Las entradas podrán adquirirse directamente en la taquilla del emblemático monumento o bien a través de la página web. Todo apunta a que el precio será de 18 euros para los adultos y 9 para jubilados, estudiantes y niños entre 7 y 10 años, aunque el Cabildo no descarta realizar alguna oferta especial para los cordobeses, tal y como se anunció en la presentación del proyecto en enero.
A la disparidad de criterios sobre la gestión se sumaron otros desajustes en el sistema eléctrico que ha habido que montar en el interior del templo y que provocaron también la demora de los nuevos itinerarios, cuya duración aproximada será de una hora.
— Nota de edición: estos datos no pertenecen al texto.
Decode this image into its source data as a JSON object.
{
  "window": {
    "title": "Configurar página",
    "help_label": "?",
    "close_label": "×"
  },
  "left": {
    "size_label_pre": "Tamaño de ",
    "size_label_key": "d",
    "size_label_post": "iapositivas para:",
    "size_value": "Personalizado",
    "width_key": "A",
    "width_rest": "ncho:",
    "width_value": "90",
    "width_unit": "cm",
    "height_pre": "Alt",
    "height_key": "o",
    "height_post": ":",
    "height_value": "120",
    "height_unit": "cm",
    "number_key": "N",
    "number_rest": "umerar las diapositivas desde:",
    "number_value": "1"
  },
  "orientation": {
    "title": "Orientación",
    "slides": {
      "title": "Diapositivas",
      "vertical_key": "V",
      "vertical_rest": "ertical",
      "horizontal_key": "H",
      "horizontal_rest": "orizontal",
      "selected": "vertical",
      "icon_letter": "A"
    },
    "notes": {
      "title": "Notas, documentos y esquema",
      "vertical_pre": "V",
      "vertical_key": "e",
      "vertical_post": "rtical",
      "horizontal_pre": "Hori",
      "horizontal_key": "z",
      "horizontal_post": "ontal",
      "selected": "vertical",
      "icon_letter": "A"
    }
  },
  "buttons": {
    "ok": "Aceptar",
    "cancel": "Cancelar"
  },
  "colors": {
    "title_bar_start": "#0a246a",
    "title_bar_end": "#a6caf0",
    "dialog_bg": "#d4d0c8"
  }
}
Estos contratiempos se reflejaron en un continuo baile de fechas para la inauguración que se han ido quedado obsoletos. Fecha concreta aún no existe o, al menos, no la pudieron precisar ayer desde el Ayuntamiento. ABC trató de contactar con la teniente de alcalde de Presidencia, Rosa Candelario, pero no hubo respuesta.
Pases reducidos
Desde el Consorcio de Turismo señalaron ayer que durante toda esta semana se están haciendo pruebas técnicas y, de hecho, está previsto realizar pases reducidos para la Prensa. Acerca de la inauguración, los precedentes aconsejan cautela. «Será en los próximos días, es muy probable que este mismo mes», advirtieron desde el Consorcio de Turismo. Éste será uno de los canales de comercialización de las visitas
programadas una vez que se ponga el sol. «El objetivo es ponerlo en el mayor número de intermediarios posibles», explicaron desde este órgano.
El proyecto tiene su origen en un convenio firmado entre la Iglesia y el Consistorio en 2006 que dejaba la gestión de la iniciativa al Cabildo y la comercialización al Consorcio.